Ia menambahkan jika nama-nama yang beredar erat kaitan dengan oligarki industri tambang batu bara di Indonesia, seperti nama Erick Thohir, Yusril Ihza Mahendra, Airlangga Hartarto, Hary Tanoesoedibjo, Sandiaga Solahudin Uno, Ryamizard Ryacudu, Luhut Binsar Panjaitan, dan Moeldoko.
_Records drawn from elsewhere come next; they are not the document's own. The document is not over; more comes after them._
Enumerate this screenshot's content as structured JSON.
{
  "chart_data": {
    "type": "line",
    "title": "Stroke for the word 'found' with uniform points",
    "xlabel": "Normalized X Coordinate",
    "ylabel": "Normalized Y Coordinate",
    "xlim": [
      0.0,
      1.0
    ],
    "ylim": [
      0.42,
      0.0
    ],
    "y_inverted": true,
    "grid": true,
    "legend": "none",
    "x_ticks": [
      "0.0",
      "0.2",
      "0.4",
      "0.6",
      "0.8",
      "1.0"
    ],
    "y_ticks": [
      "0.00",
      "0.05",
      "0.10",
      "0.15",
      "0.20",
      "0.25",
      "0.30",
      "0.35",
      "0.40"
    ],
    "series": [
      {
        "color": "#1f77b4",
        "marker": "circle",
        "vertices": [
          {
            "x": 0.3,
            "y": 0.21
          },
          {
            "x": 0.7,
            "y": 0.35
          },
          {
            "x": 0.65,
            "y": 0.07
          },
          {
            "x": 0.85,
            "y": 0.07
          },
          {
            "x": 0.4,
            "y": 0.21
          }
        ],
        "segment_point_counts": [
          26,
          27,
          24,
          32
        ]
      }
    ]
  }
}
Uli menjelaskan jika dua dari delapan tokoh tersebut memiliki industri tambang batu bara di Bengkulu yaitu Yusril Ihza Mahendra dan Ryamizard
Ryacudu. Yusril Ihza Mahendra merupakan pemilik saham dan komisaris tambang batubara PT Bara Mega Quantum (BMQ).
Ia mengatakan bahwa delapan perusahaan di Daerah Aliran Sungai (DAS) Bengkulu ada empat perusahaan termasuk BMQ berada tepat di hulu Sungai Bengkulu dan aktivitas penambangan telah merusak DAS Bengkulu dan menjadi penyebab banjir besar di Bengkulu awal Mei 2019.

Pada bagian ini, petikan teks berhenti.